The films are delivered with all of this glory on display. The Lord Of The Rings films are spread over two discs each so that the bitrate remains in the 70’s or higher throughout. The Hobbit films might have been better off that way, but you still get bitrates in the 50’s or higher. These are also at the 24fpm and not the controversial 60fpm. None of the 3D versions are here, and honestly if you wanted that you already have it. These films never looked grander, and they have never been more immersive. The idea is that heroes can come from the most least expected of places. You slide this set under someone’s tree this year and you will get hero status guaranteed. It should also get you on the invite list for that beautiful marathon they’re going to run. Watch it with friends. I did, and it was a blast. Timeless. I have a set thanks to Warner Brothers, but if I didn’t, I know how my letter to Santa would start this year. And I’ve been a very good boy.
In the end it’s not the epic titular battles that truly defines these movies, even as they dominate the screen time. Jackson has been building toward those certain brief shining moments for a long time.

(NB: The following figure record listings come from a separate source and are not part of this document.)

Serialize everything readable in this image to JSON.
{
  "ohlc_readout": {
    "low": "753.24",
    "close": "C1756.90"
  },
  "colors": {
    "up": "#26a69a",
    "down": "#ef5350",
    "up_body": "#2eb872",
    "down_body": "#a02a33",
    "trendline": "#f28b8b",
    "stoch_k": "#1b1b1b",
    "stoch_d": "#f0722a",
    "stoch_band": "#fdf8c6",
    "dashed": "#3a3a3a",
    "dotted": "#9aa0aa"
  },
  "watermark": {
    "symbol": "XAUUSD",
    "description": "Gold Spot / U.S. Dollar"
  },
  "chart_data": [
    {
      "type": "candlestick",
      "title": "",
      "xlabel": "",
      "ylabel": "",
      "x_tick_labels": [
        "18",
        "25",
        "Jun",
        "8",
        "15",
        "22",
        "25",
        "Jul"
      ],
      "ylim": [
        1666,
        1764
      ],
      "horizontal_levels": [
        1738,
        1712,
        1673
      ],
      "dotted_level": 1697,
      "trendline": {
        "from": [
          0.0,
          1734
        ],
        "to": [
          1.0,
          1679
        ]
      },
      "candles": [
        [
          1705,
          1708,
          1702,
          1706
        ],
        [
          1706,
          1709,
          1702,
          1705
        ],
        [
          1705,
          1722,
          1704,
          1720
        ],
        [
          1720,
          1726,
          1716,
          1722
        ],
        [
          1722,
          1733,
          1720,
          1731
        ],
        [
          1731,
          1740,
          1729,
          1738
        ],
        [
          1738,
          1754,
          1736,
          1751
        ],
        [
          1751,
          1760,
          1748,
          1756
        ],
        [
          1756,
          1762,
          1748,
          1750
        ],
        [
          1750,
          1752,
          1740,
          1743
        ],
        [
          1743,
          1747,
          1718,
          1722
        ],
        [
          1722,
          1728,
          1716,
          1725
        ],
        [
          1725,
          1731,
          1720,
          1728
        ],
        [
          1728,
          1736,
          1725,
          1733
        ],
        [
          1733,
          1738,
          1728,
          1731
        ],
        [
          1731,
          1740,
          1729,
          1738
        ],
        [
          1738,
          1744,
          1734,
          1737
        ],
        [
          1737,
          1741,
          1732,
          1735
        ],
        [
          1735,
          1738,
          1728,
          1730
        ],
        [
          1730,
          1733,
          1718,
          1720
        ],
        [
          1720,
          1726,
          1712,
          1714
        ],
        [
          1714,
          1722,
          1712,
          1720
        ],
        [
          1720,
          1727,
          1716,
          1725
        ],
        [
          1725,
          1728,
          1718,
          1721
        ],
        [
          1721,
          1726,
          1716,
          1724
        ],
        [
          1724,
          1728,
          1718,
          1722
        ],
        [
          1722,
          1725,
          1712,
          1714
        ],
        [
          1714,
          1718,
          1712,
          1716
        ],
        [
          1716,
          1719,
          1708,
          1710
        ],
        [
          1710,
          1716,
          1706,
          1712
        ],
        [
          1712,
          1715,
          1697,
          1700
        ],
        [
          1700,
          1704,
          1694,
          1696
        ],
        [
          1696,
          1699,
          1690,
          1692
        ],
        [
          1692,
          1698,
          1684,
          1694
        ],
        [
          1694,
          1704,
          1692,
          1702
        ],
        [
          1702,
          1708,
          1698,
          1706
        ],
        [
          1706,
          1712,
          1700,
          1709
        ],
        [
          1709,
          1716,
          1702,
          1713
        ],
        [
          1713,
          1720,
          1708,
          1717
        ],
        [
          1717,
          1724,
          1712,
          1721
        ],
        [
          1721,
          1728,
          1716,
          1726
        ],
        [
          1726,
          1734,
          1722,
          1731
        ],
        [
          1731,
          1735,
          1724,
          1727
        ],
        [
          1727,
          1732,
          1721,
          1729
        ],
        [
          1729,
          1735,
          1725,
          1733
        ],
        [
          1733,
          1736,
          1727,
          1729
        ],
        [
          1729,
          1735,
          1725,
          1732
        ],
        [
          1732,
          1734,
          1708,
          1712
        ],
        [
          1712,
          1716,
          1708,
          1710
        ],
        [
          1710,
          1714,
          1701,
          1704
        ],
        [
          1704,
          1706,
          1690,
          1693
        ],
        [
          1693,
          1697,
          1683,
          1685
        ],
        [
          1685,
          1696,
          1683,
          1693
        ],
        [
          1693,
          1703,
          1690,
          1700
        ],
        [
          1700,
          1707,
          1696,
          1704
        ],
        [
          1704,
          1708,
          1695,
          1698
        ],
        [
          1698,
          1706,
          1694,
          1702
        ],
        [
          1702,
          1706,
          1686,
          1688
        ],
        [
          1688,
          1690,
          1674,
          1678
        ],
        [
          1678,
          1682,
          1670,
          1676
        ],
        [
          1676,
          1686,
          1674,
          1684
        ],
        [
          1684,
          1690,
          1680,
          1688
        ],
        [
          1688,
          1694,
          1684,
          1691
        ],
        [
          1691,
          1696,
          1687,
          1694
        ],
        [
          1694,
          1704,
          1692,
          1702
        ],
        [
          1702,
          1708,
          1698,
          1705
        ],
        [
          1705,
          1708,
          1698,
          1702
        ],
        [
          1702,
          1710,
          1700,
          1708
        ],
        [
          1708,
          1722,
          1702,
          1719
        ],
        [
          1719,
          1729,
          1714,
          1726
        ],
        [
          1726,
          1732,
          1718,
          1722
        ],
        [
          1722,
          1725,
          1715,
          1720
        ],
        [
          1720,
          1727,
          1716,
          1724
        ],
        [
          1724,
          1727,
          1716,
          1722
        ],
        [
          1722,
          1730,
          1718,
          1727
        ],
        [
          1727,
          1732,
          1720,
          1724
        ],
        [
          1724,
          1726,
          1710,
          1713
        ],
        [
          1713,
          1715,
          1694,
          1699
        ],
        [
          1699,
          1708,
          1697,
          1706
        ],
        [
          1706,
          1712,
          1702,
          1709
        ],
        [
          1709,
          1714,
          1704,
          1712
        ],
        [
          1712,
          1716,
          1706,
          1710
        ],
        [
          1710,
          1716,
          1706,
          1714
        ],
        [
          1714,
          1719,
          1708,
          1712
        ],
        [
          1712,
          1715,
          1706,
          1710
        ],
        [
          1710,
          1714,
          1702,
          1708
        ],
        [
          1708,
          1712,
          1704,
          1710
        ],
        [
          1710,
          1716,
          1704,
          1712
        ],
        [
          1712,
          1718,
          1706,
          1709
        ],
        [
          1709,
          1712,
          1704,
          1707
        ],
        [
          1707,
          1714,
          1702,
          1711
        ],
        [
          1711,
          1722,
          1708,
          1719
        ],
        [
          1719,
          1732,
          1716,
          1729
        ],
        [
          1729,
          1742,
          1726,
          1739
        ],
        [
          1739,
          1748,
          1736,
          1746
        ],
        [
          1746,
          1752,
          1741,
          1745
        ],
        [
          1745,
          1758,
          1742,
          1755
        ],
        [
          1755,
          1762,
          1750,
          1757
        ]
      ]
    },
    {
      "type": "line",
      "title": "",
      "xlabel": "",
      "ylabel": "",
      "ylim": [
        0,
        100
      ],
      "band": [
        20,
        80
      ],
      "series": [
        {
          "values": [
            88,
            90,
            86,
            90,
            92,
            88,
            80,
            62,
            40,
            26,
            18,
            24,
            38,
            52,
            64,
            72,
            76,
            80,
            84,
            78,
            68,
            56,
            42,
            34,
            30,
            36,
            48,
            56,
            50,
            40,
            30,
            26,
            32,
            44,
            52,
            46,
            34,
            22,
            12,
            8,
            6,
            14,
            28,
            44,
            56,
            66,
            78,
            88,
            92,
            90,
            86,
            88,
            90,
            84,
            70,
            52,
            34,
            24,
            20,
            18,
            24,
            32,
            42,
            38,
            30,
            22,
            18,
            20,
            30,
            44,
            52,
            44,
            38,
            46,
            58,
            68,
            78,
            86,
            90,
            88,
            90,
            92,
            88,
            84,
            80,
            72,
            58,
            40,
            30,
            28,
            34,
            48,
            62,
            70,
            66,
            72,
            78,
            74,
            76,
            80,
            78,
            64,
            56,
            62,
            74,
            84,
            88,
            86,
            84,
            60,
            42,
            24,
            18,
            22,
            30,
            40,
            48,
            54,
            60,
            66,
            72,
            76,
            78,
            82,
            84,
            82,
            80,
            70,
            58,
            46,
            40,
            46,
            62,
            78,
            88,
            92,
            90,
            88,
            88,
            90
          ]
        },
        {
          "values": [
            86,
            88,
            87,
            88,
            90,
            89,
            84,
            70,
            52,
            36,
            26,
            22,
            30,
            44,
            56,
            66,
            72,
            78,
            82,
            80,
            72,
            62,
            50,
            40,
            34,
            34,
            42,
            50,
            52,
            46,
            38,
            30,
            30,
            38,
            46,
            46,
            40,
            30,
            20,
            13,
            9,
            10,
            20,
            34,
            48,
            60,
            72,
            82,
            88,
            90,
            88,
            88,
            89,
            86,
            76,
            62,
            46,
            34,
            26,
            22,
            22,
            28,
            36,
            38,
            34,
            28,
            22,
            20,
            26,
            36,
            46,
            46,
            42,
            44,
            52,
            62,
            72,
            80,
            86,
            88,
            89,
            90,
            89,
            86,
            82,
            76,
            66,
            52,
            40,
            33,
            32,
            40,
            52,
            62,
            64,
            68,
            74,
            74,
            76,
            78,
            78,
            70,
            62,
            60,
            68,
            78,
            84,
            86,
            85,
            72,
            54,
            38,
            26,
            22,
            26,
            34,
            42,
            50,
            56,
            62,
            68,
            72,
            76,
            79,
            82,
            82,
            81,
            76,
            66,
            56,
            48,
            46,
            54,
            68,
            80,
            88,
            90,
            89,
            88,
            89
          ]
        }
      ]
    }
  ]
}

Thankfully they arrive at just the right moments to carry us back home. We could talk about the wonderful WETA effects and the sweeping locations and seamless blend of the real and unreal. But we’ve been doing that for 20 years now. If you don’t understand that part of it by now, this collection will do nothing to change your mind. I find that it’s the quiet moments that have lasted with me the longest. The entire Tolkien film collection will be debated and dissected for decades to come. For now I’m just trying to savor these newly remastered moments in Middle Earth before I must say: “Farewell, Master Burglar. Go back to your books, your fireplace. Plant your trees, watch them grow. If more of us valued home above gold, it would be a merrier world.”